I first heard the term ‘antifragile’ from Nassim Taleb’s book ‘Antifragile’ and I realised is exactly how we transform clients at Takeshape.
Fragile – Robust/Resilient – Antifragile
Anti-fragile is the opposite of fragile and a step further than robustness and resilience. Fragile breaks easily, robust stays strong up until a point and is then overwhelmed – the scenario of a water dam being overwhelmed by a freak and unpredicted flood. This is also exactly what happens in many peoples’ bodies. The body robustly resists illness and injury until it is overwhelmed and disease sets in. I have described this in terms of adrenal fatigue previously.
Antifragile describes a system or organism that actually gets stronger from the random (disordered) stresses that are placed on it. The resilient resists shocks and stays the same whereas the antifragile get better.
“Some things benefit from shocks; they thrive and grow when exposed to volatility, randomness, disorder and stress… they love adventure, risk and uncertainty.” Taleb
Taleb uses this approach for financial markets and economics (among other areas) but it is really a process embedded in nature – the natural way. Using this approach is a great way of looking at (and designing and implementing) your health and fitness programme. A couple of hours in the gym a week is not going to make a huge amount of difference if you do not take into account the other 166 hours in the week. An antifragile programme uses the gym hours but only to make you able to ‘get better’ from the stressors of your everyday life. We do this by creating a strong core and posturally aligned ‘base fitness’ and then add progressive stressors to the body both in and out of the gym. We do this in each of the Takeshape five areas of performance; movement, rest, nutrition, toxins, psyche.

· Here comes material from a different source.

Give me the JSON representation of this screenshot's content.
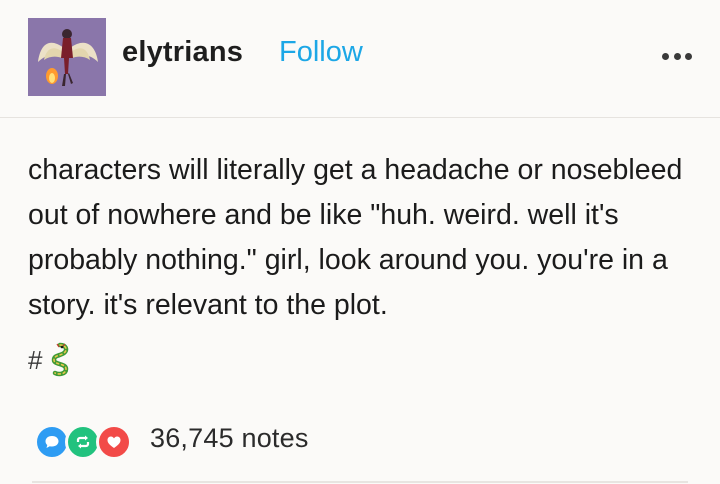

My favourite example is running shoes. You think your feet are fragile so you encase them in all sorts of protection, foam heels, arch support, heel support etc. You then have one unpredicted impact that causes foot injury or you spend time in flip-flops or barefoot on the beach and you develop plantar fasciitis or your arch collapses because it has been artificially supported for too long. An antifragile approach is to go barefoot (or at least minimalist shoes) for progressively more of the time. The random, but not overwhelming, stressors make you feet stronger, faster and more responsive to all and any unpredicted or random impacts.
Another example is taking prescribed or over-the-counter medical drugs. These make you resilient to the symptoms of ill-health and pain but do nothing to make you stronger. An antifragile approach uses the pain teacher to learn from and strengthen the immune system and / or change behaviour.
Wind extinguishes the candle but energises the fire – Takeshape helps individuals be the ‘fire’ not the ‘candle’ to the ‘wind’ of everyday stresses. To do this we need to balance your stressors. Too little and there is no challenge so you do not get stronger, whether mentally or physically. Too much and you will break down, succumbing to illness and injury and reach for the medical options.
This is not instant fix, but the important part is that you can make simple choices too expose yourself to and embrace volatility both physically and mentally, and in doing so, thrive in an unpredictable world.